As a therapist I’ve been pretty irked to see the social media trend of damning men who haven’t been to therapy, a spate of statements - and clickbait articles of which I clicked plenty before writing this, so, yeah, they won - stating you should never date a man who hasn’t had therapy. It makes me feel like therapy is the new Job Centre, some compulsory activity that has to be engaged with to tick the right box.
I wrote here about engaging with men as a relationship therapist and ways it works. So in the interests of my commitment to my profession but my even greater commitment to the wider project of revolution here is another side of the coin, and I’m bucking the trend of over complicating and maximising (hopefully trademarked, see below!) things by providing a numbered list.
So here’s just a useful myth busting list of 5 things about therapy and the call to go to it.
Therapy isn’t a cure all. Therapy can undoubtedly be incredibly useful, even transformative, to some people’s lives. But. For all the men who can weaponise their emotions we have the clients who can weaponise their therapist’s approach: a man who harnesses invisible armies and tells his partner his friends think she’s nuts is pretty likely to tell his partner his therapist says she’s a narcissist. It’s such a cliche but it’s so very true that only the willingness to change and take personal responsibility can affect change in a client. This is partly why domestic perpetrator programmes are so contested, the research suggests that for every personal revolution there may indeed be an abuser learning new tricks. And on a lesser level going to therapy can be another tool in a toolbox of being a dickhead. I know of no research that suggests men who have been to therapy make better friends or partners.
Telling someone in anger they should go to therapy; telling someone you’ve never met on the internet that they should or all men should or all people should; or telling someone who hasn’t been or can’t afford to that you understand more about them because you have; telling the world you’ll only value people who have been…all these are not genuine approaches to invite anyone into self-reflection. This is; in fact; using therapy as one-upmanship which suggests that individuals could benefit from a little more self reflection…and therapy may be one of a myriad of ways that can happen.
Men shouldn’t treat their partners as therapists. I mean, no, god, no. If you’re scheduling a regular session to talk one directionally, with strict boundaries on all engagement the rest of the time, you’re probably not in the relationship you think you are. But often this is thrown out as meaning men should explore their complicated emotions, or their life experiences with a paid professional rather than with the person they feel closest to. Awkwardly, a lot of the time as a therapist I suggest my clients also raise these feelings with their partner. Often they bring them to me to make it possible to bring it to the relationship, not instead of. I hope I enable more of that exploratory conversation in relationships, not take the place of some worn down wife. I’d suggest that often when this is said by resentful partners the bit they’re missing is the mutuality, that they also want the same from their men, not that they want less of it.

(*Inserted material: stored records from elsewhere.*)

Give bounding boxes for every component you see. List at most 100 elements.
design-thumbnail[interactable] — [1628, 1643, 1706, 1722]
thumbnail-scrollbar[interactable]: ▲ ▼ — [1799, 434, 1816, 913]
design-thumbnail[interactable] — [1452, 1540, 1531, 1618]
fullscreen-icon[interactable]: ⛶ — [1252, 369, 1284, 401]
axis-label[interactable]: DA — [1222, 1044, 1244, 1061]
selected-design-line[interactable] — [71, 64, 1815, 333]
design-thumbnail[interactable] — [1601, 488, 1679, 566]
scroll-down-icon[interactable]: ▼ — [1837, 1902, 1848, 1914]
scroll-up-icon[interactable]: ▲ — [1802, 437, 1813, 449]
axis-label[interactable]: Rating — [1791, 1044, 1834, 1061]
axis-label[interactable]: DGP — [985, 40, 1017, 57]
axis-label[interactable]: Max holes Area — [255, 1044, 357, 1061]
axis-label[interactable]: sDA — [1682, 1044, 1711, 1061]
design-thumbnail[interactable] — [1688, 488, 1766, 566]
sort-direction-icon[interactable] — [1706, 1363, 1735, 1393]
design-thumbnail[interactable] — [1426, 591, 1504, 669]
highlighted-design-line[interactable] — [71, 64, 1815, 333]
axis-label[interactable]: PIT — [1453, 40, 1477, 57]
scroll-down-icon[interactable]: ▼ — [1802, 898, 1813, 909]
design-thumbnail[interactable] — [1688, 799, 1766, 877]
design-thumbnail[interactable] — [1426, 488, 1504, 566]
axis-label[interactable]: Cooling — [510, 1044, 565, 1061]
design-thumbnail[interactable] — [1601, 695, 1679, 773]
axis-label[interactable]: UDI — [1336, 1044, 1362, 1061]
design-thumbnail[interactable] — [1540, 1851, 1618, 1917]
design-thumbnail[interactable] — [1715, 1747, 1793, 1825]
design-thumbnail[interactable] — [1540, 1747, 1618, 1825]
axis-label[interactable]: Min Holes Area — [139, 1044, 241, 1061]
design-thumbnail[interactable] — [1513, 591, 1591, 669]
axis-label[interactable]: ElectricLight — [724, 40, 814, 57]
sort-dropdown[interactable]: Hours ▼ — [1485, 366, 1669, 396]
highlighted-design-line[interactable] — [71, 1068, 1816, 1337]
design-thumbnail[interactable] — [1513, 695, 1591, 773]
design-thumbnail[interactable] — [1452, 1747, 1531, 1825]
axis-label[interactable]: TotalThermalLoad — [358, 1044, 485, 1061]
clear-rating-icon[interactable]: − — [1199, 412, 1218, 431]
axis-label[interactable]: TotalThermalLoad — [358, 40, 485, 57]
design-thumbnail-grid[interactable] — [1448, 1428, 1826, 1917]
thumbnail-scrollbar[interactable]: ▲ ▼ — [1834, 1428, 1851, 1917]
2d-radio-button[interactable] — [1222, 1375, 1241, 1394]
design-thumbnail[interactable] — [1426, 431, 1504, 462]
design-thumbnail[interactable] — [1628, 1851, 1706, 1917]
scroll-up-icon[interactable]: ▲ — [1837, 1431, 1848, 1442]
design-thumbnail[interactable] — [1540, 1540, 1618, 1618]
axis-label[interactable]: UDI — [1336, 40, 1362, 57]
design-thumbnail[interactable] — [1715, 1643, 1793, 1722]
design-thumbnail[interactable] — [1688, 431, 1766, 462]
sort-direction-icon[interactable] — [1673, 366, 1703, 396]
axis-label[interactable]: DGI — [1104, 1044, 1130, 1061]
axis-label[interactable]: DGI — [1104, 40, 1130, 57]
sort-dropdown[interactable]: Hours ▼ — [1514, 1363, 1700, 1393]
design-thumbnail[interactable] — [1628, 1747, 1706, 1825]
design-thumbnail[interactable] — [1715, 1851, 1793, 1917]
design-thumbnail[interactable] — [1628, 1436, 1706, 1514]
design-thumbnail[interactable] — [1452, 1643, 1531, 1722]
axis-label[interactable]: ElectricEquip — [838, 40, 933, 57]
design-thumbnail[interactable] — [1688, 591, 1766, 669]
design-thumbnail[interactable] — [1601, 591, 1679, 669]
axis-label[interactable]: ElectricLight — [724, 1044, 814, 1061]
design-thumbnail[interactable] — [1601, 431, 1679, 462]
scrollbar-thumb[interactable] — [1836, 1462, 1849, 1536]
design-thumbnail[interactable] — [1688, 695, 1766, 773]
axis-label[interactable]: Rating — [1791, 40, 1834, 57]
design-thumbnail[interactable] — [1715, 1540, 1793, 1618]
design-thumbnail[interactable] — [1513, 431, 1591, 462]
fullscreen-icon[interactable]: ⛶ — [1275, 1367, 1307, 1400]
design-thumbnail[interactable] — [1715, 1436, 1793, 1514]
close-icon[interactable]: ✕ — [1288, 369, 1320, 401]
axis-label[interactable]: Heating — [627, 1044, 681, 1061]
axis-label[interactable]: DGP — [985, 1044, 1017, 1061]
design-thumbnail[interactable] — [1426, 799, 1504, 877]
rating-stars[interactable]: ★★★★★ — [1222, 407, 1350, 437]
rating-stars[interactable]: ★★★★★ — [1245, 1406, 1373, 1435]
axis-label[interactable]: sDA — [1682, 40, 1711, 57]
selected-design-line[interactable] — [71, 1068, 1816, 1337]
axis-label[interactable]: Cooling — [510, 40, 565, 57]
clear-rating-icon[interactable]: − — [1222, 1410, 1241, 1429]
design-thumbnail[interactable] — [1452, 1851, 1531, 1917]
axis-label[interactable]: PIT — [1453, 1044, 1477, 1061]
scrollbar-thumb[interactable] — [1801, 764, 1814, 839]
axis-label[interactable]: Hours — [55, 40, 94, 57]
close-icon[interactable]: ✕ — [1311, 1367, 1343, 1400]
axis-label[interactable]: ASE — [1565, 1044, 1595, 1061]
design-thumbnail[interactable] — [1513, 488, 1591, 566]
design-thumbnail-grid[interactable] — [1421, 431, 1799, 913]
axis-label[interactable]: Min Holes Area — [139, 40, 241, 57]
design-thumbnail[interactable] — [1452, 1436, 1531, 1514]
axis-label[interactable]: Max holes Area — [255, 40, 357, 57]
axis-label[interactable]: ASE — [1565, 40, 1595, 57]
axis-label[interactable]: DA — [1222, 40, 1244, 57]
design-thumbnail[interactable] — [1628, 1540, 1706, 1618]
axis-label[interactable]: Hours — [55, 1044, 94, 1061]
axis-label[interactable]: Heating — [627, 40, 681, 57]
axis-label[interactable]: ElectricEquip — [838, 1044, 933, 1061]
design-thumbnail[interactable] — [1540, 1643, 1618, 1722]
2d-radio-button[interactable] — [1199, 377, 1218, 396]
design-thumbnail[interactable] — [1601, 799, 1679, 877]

Talking therapy is the best therapy for everyone, especially men. Talking therapy - and especially very long, intense, regularly scheduled therapy - gets something of an over valourising, which is, I’d lightly suggest, part of our wholesale adoption of modern Americanisms which have a whole host of cultural and social baggage. Yet somebody’s growing into themselves can be 6 weeks of CBT or it could be 4 years of psychoanalysis or it could be that first gay kiss on Eastenders. Realistically, an hour a week of your time will only transform your mind the amount an hour a week of your time would transform your body: it’s what happens in the space between, in the practices, the repetitions, the habits, the changes, the relationships built and held.
Therapy speak is the best way to chat about feelings. Quite a lot has been written on this recently, this somewhat bewildering ransacking of psychological terminology to describe and perceive the world. You know what? Sometimes I have to back my clients away from that speak to have any connection with where they’re at. It can get in the way of feelings because it is also, often, and usually, a professional and academic practice, and when you’re looking through that lens but haven’t been shown how to use the binoculars nothing quite fits. It’s like how I accidentally use Marxist terminology weirdly because I’ve only read the graphic novel version of The Communist Manifesto, and sometimes it gets in the way of my understanding of Capitalism. And, when I reach for stuff I’m over intellectualising, more often in my connection with other people who may be resisting it.
I use this term “maximising” and I’m not sure if I’ve invented it. If so, hopefully I’ll either become a famous millionaire from it or it’s useful to a few readers. I’m good with either. Minimising is one of the terms identified in abusive relationships (eg “I just gave her a slap” is a minimsation) Maximising is the art of the opposite, a popular activity calling any act of selfishness narcissism, or of naming a hurtful thing devastating when it’s a late birthday card rather than your dog run over, or of issuing any grandiose declarations on the impact of someone’s actions. Rowing couples are dead prone to this. I’d suggest instead reducing those feelings to a level they belong. Power down.